Paper 2020/886

Adaptively Secure Revocable Hierarchical IBE from $k$-linear Assumption

Keita Emura, Atsushi Takayasu, and Yohei Watanabe

Abstract

Revocable identity-based encryption (RIBE) is an extension of IBE with an efficient key revocation mechanism. Revocable hierarchical IBE (RHIBE) is its further extension with key delegation functionality. Although there are various adaptively secure pairing-based RIBE schemes, all known hierarchical analogs only satisfy selective security. In addition, the currently known most efficient adaptively secure RIBE and selectively secure RHIBE schemes rely on non-standard assumptions, which are referred to as the augmented DDH assumption and $q$-type assumptions, respectively. In this paper, we propose a simple but effective design methodology for RHIBE schemes.

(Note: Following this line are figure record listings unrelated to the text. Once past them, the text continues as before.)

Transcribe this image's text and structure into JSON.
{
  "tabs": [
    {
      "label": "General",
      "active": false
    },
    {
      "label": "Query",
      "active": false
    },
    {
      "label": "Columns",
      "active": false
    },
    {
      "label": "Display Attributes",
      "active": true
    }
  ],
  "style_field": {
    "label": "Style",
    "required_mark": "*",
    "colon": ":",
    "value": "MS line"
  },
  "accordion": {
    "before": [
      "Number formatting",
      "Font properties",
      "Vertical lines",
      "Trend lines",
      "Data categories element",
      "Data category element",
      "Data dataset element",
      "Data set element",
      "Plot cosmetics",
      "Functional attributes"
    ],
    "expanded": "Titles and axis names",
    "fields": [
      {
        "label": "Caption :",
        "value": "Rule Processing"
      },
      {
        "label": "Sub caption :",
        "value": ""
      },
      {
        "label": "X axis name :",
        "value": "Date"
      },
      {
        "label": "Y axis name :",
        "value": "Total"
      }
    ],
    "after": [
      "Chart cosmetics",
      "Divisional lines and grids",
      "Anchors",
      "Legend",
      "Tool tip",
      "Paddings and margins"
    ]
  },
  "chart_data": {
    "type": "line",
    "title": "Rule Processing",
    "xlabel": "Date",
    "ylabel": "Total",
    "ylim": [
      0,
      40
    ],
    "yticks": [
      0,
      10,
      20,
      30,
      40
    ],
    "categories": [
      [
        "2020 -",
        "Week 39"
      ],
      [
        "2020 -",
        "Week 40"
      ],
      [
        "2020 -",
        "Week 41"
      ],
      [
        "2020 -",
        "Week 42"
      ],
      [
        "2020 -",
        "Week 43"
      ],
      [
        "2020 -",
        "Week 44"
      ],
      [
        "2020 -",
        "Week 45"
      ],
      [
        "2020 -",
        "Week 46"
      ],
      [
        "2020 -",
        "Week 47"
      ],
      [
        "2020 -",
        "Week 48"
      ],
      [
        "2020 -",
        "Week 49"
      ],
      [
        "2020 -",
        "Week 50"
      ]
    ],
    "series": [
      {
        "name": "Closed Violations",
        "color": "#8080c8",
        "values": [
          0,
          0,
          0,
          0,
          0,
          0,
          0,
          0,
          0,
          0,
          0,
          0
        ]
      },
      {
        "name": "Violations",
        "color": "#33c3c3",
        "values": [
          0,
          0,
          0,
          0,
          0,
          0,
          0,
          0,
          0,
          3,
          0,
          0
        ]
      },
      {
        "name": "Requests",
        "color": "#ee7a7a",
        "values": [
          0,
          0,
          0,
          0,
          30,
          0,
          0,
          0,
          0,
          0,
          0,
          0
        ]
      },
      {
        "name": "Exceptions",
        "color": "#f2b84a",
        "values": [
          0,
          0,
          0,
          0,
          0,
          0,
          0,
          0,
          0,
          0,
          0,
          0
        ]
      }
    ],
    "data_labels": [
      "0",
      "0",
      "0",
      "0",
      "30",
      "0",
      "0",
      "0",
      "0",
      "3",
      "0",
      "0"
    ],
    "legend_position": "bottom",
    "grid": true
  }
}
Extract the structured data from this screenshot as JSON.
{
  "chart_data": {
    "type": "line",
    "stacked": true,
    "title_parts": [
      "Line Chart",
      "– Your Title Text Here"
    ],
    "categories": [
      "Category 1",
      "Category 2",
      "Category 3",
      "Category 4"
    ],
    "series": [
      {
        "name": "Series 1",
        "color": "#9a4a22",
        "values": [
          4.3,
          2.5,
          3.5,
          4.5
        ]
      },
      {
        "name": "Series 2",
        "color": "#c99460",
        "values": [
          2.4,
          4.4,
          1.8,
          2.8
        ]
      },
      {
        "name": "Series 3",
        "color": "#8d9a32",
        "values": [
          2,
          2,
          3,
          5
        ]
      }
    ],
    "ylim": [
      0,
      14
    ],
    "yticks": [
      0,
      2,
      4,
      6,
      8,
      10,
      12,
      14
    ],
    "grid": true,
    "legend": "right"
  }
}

We provide a generic design framework for RHIBE based on an HIBE scheme with a few properties. Fortunately, several state-of-the-art pairing-based HIBE schemes have the properties. In addition, our construction preserves the sizes of master public keys, ciphertexts, and decryption keys, as well as the complexity assumptions of the underlying HIBE scheme. Thus, we obtain the first RHIBE schemes with adaptive security under the standard $k$-linear assumption. We prove adaptive security by developing a new proof technique for RHIBE. Due to the compactness-preserving construction, the proposed R(H)IBE schemes have similar efficiencies to the most efficient existing schemes.